Read More: Ishan Kishan slams fourth-fastest century in men’s List A cricket, coming in at no. 6 for Jharkhand
A crowded but fluid ODI WKB race
India’s white-ball wicketkeeping pecking order looks settled on paper, but has more moving parts than it appears. Rahul offers experience, stability and flexibility as a middle-order glue; Pant brings X-factor and left-handedness; Kishan has recently re-entered the frame with a weight of runs, especially in T20s.
Jurel’s advantage lies in the convergence of age, temperament and timing. At 24, he has the sort of runway that allows selectors to invest in a long-term project, particularly with Pant’s form oscillating and Rahul’s workload and fitness always under careful management.
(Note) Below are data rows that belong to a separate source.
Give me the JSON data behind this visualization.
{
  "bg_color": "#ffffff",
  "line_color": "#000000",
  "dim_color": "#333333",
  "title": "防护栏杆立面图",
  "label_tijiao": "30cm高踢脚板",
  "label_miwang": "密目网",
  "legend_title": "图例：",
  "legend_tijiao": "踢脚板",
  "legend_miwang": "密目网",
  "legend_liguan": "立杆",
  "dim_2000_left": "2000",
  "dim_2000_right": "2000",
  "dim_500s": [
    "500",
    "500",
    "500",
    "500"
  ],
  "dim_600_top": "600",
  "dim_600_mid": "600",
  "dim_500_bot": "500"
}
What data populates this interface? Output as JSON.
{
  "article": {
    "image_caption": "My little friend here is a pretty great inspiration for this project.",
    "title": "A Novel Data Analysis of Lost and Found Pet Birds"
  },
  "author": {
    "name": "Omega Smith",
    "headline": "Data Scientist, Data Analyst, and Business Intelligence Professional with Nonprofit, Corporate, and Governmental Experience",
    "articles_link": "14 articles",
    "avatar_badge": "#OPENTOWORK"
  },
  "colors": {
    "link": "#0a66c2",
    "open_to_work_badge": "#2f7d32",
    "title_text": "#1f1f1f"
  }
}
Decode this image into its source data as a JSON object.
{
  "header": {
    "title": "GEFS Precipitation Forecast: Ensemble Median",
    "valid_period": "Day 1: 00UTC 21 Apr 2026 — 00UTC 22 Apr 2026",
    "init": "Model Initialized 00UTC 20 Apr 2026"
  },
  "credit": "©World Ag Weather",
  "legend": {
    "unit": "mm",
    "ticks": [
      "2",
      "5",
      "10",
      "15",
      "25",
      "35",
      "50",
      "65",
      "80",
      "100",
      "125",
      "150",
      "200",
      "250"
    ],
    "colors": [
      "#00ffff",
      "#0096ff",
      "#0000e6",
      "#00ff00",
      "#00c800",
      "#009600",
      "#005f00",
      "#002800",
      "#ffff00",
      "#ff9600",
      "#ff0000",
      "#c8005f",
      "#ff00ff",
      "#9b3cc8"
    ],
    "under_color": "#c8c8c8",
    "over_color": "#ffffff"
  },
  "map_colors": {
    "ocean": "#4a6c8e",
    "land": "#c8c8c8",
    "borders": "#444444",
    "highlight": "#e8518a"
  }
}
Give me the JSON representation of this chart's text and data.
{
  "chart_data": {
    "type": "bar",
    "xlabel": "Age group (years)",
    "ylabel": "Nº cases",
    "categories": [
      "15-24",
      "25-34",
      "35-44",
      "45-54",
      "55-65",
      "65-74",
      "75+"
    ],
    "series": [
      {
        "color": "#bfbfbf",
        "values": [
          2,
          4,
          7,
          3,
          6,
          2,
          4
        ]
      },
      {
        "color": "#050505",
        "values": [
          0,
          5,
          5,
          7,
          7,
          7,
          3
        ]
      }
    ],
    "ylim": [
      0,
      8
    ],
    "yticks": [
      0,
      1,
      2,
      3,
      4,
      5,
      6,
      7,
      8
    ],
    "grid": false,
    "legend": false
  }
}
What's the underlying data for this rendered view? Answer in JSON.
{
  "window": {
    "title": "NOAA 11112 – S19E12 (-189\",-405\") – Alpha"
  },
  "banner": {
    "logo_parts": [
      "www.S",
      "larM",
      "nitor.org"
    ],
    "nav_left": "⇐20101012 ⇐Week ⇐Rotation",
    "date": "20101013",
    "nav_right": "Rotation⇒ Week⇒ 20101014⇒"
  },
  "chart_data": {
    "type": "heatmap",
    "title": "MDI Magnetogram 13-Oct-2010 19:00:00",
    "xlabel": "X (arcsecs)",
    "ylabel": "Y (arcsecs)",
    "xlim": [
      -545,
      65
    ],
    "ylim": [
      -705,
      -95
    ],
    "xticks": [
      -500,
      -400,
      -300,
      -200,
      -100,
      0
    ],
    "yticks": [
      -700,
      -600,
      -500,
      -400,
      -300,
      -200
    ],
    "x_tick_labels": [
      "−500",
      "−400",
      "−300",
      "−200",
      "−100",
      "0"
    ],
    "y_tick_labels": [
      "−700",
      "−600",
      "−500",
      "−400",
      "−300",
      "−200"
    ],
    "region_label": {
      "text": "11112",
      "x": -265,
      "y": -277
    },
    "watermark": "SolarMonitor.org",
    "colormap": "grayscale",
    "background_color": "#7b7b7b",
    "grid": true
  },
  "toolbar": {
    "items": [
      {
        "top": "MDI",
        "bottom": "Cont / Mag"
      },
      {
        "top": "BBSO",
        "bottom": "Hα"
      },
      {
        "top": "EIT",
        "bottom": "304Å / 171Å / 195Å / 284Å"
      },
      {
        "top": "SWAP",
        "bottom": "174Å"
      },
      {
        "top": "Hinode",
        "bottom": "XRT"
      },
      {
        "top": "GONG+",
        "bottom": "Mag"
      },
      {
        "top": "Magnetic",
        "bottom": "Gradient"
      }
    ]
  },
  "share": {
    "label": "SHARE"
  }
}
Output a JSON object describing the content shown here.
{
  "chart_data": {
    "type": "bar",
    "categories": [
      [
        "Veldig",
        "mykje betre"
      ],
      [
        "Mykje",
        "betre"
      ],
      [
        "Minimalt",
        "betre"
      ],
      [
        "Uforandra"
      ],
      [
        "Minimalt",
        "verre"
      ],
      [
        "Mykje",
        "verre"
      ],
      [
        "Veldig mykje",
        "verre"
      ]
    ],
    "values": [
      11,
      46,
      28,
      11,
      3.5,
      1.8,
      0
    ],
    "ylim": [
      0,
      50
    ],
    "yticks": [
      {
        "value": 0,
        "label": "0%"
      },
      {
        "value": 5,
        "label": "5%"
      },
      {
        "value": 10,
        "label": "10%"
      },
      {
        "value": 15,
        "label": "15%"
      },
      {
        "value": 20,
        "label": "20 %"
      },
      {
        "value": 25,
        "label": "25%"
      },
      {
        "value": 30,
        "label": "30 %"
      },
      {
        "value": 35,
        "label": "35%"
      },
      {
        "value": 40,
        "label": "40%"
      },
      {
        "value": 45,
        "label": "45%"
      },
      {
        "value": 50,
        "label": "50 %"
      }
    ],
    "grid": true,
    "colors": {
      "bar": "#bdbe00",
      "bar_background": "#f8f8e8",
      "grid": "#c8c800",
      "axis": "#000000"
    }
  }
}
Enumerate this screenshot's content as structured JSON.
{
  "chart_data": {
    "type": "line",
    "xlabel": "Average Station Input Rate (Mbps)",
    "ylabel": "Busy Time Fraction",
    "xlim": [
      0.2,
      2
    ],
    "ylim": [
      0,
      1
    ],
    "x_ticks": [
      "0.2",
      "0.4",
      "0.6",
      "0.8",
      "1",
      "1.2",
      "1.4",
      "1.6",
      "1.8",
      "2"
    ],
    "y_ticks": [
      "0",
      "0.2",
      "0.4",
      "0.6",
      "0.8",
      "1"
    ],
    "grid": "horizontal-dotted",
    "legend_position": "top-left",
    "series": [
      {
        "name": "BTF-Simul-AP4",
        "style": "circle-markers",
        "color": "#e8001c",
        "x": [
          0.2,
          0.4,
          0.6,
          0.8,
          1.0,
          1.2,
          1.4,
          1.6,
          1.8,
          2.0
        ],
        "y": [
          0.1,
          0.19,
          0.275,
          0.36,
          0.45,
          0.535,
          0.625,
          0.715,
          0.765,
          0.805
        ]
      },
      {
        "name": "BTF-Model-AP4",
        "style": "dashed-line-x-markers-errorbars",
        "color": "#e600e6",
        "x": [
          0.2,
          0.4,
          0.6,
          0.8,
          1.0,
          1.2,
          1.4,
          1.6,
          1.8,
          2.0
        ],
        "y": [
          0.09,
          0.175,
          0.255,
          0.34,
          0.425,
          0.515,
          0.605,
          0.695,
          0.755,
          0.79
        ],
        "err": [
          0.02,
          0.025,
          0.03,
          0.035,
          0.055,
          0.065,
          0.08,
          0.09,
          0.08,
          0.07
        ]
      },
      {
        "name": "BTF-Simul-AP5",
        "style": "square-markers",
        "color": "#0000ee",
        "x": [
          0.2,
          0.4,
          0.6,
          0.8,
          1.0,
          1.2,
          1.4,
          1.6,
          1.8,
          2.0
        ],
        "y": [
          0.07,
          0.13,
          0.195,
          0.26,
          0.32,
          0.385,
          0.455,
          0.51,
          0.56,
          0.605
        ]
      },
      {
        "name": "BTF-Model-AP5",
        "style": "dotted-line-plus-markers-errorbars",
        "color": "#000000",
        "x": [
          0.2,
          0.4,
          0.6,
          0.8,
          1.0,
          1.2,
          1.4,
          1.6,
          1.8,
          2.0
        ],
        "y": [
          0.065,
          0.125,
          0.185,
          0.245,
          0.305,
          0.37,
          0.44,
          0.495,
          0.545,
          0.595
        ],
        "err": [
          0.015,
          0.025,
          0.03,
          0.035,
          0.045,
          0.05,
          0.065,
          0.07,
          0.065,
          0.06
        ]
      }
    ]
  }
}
If India want an understudy who can both hold a chase together and clear the fence at the back end, Jurel suddenly looks far more than a red-ball insurance policy.
Learning from Kishan, eyeing ODIs
The Ishan Kishan template is instructive for Jurel. Kishan forced his way back into a T20 World Cup squad on the back of an unignorable domestic and IPL surge, stacking up runs until the debate became not “why him?” but “how do you leave him out?”.
Jurel’s VHT explosion is a similar kind of loud knock on the door; the challenge now is to stack seasons, not just one campaign, across both List A and T20 cricket. If he can back this up and continue evolving in the IPL, tightening his wicketkeeping, sharpening his death-overs hitting, his name will inevitably sit in selection meetings as the next reserve option in ODIs.
Yes, he can represent India in white-ball cricket; the question is less about ability and more about timing, volume of runs and the specific balance India seek.